I never understood why adults encouraged the disconnection between life and death. Why was there a need to shelter children from viewing the dead or from witnessing the dying? Death is a natural process of life. Everything that lives will eventually experience corporeal death and to pretend that it does not or will not occur creates a false belief and expectation of physical immortality which will inevitably leave a child unprepared when faced with death and profound loss.

When I was around five years old Grandmother died from complications of lung cancer. She had smoked menthol cigarettes most of her adult life so her death was not unexpected. Everything that came from her house was imbued with the scent of her cigarette smoke. The quilt she made for Mother years ago still possessed the lingering aroma no matter how many times it went through the washer so I surrendered to thoughts of her each night as I drifted to sleep. My parents provided lame excuses as to why Grandmother wasn’t present at family gatherings and never allowed Daniel or I to visit her when she was in the hospital. I am certain that Mother didn’t want us at her wake or funeral, but for whatever reason we went with them though we were separated from the rest of the adult family members and kept secluded in an adjacent room to the viewing parlor where Grandmother was being shown. An older distant cousin, Ashley, was charged with caring for us, keeping us distracted and entertained with numerous toys and snacks so that the adults could say their last farewells without interruption from the children. However I, being the precocious child that I was, adamantly demanded to see Grandmother. Daniel, understanding my incessant need, eventually aided me in evading Ashley and snuck me into the viewing parlor. From the doorway I caught glimpses of Grandmother with her head resting on a beige satin pillow, her silver gray hair neatly styled and her eyes closed. I slowly approached the open casket listening to the hushed voices and soft weeping of the adults surrounding me each engaged in their mourning. The soft sound of organ music beckoned me towards the front of the room as the scent of roses and lilies perfumed the air stifling me and causing me to feel dizzy.

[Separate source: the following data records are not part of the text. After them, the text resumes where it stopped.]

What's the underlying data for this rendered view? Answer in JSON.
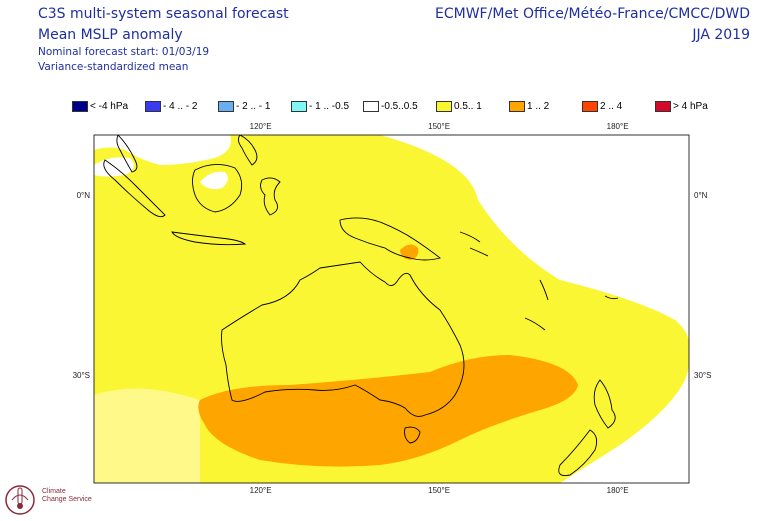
{
  "header": {
    "title": "C3S multi-system seasonal forecast",
    "subtitle": "Mean MSLP anomaly",
    "forecast_start": "Nominal forecast start: 01/03/19",
    "method": "Variance-standardized mean",
    "centres": "ECMWF/Met Office/Météo-France/CMCC/DWD",
    "season": "JJA 2019"
  },
  "legend": [
    {
      "label": "< -4 hPa",
      "color": "#00008b"
    },
    {
      "label": "- 4 .. - 2",
      "color": "#3a3af0"
    },
    {
      "label": "- 2 .. - 1",
      "color": "#6aaef0"
    },
    {
      "label": "- 1 .. -0.5",
      "color": "#7ff7f7"
    },
    {
      "label": "-0.5..0.5",
      "color": "#ffffff"
    },
    {
      "label": "0.5.. 1",
      "color": "#fbf634"
    },
    {
      "label": "1 .. 2",
      "color": "#ffa500"
    },
    {
      "label": "2 .. 4",
      "color": "#ff4500"
    },
    {
      "label": ">  4 hPa",
      "color": "#d10a2a"
    }
  ],
  "map": {
    "lon_range": [
      92,
      192
    ],
    "lat_range": [
      -48,
      10
    ],
    "lon_ticks": [
      "120°E",
      "150°E",
      "180°E"
    ],
    "lat_ticks": [
      "0°N",
      "30°S"
    ],
    "colors": {
      "background": "#ffffff",
      "weak_positive": "#fbf634",
      "moderate_positive": "#ffa500",
      "light_yellow": "#fff98a",
      "coast": "#000000"
    }
  },
  "logo": {
    "icon": "thermometer-globe-icon",
    "line1": "Climate",
    "line2": "Change Service"
  }
}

My parents along with Aunt Brenda, Mother’s older sister were huddled with other family members exchanging embraces and handshakes so that they never saw me approach the casket where Grandmother lay forever silently still. I gazed at her face so calm and tranquil. The pain and sadness so clearly noticeable while she was living was absent now; replaced with serenity. She looked more beautiful than I had ever seen her, but it wasn’t due to the lipstick or eye shadow that had been applied to her face. It was due to something more indescribable. Grandmother seemed to be sleeping, resting though I instinctively knew that was not what she was doing. I was aware that she would not reopen her closed eyes or utter words from her lips again. Grandmother no longer inhabited the body I was viewing. Her ballad was over; her music would no longer be heard by the family members gathered in the room with me that night.

As I was pulled away from the casket and dragged down the aisle towards the doorway in the back of the viewing parlor I saw standing at the head of the casket a translucent light, a shimmer of a shadow that held the characteristics of Grandmother. She whispered to me and though she was a distance away I heard her voice for the first time. I heard her whisper.

Angie, baby, you’re a special girl; beware The Blood Omen.”